Two five-minute oscillation events occurred that morning in Spain, and each time, power grid operators in Paris, France, received notifications from the software developed at WSU. The operators in Spain, in coordination with their counterparts in France, took actions to dampen them.
“The phenomenon that a forced oscillation resonated with the system mode was something that we had postulated in our papers, and we showed the theory on how that would affect the large power system,” said Venkatasubramanian. “So those were what caused the big oscillations that were seen between Spain and France and possibly other countries.”
As grid operators reacted, however, voltages on the power lines increased above acceptable limits, and power plants automatically disconnected in a cascading event. In less than two minutes around noon, about 60 million people across Spain and Portugal lost power in an outage that lasted 12 to 16 hours.
A new open-source tool developed at WSU helped Iberian blackout investigators uncover the likely source of the first oscillation that originated in Spain.
Using a new open-source tool developed at WSU that uses measurements with a slower reporting rate to detect faster oscillations, the Iberian blackout investigators helped uncover the likely source of the first oscillation that originated in Spain.
“That was exciting because we developed this tool just two years ago,” Venkatasubramanian said.
Oscillations remain a challenge for the power grid. The researchers have developed controls intended to dampen them, but they don’t fully understand why those actions don’t always work.

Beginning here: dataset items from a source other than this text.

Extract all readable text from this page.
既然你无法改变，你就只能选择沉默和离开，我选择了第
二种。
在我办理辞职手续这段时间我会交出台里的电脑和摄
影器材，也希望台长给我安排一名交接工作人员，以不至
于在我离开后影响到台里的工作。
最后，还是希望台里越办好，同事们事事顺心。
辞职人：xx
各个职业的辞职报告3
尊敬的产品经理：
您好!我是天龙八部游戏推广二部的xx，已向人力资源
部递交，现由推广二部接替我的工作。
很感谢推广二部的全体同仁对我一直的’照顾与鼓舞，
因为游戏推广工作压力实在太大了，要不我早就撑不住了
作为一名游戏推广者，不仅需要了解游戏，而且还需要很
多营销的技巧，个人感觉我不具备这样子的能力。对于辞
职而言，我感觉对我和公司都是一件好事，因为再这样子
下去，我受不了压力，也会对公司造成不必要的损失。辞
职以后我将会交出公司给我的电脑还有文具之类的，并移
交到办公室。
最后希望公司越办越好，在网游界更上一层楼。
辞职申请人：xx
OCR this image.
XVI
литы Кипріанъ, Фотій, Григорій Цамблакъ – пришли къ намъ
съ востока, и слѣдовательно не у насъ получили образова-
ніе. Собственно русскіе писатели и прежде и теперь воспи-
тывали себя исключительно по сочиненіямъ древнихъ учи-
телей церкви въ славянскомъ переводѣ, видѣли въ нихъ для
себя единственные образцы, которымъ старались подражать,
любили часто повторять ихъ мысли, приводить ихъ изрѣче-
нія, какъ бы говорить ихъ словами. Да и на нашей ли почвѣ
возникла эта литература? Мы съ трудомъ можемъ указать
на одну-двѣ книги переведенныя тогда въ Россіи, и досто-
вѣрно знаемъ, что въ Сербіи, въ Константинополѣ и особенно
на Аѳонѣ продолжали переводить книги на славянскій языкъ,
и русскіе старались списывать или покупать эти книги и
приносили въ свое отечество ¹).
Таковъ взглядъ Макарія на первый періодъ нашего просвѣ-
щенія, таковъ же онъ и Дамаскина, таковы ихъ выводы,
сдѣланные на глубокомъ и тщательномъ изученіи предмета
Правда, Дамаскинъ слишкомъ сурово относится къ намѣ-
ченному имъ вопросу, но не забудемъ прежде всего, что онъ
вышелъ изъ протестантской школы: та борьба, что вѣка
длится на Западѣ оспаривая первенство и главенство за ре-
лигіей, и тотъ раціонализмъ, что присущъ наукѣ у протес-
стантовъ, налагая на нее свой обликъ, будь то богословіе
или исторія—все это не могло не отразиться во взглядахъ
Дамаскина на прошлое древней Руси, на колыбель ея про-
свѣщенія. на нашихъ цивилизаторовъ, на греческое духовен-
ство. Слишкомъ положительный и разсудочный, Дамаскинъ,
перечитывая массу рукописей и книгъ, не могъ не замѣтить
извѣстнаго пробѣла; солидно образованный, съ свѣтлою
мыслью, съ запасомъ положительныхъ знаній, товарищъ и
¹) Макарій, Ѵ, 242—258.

The U.S. has strict regulations and a more robust system than many other countries, but there have been oscillation events here, which are warnings for the system. In recent years, power grid operators have been planning for and seeing significant changes in the grid’s management. The cost of renewable energy production has dropped dramatically so that solar and wind power are now the cheapest and often the most attractive ways to produce electricity. Renewables provide variable amounts of energy during the day and are often distributed around a region instead of being centralized. At the same time, climate change, extreme weather events, and the growth of AI and data centers add to power grid challenges. Meanwhile, the system remains hampered by the lack of transmission support.
“Because of economic and societal issues, it’s very difficult to build new transmission lines in the U.S., and that is stressing the system more and more,” said Venkatasubramanian. “It is requiring us to become smart in how we use the existing resources to serve this growing demand.”
Venkatasubramanian’s group is developing open-source planning tools for modeling and analyzing the complexities and uncertainties that come about from the use of renewables and from extreme weather events.
“As we think about the future when we do have more renewables dominating the power generation, it is important that we pay attention to these control requirements,” he said. “We should periodically check to make sure that the controls don’t lead to oscillations. Even for us here in North America, we have to start taking these seriously and put in place the controls that we need to keep the system well-behaved going into the future.”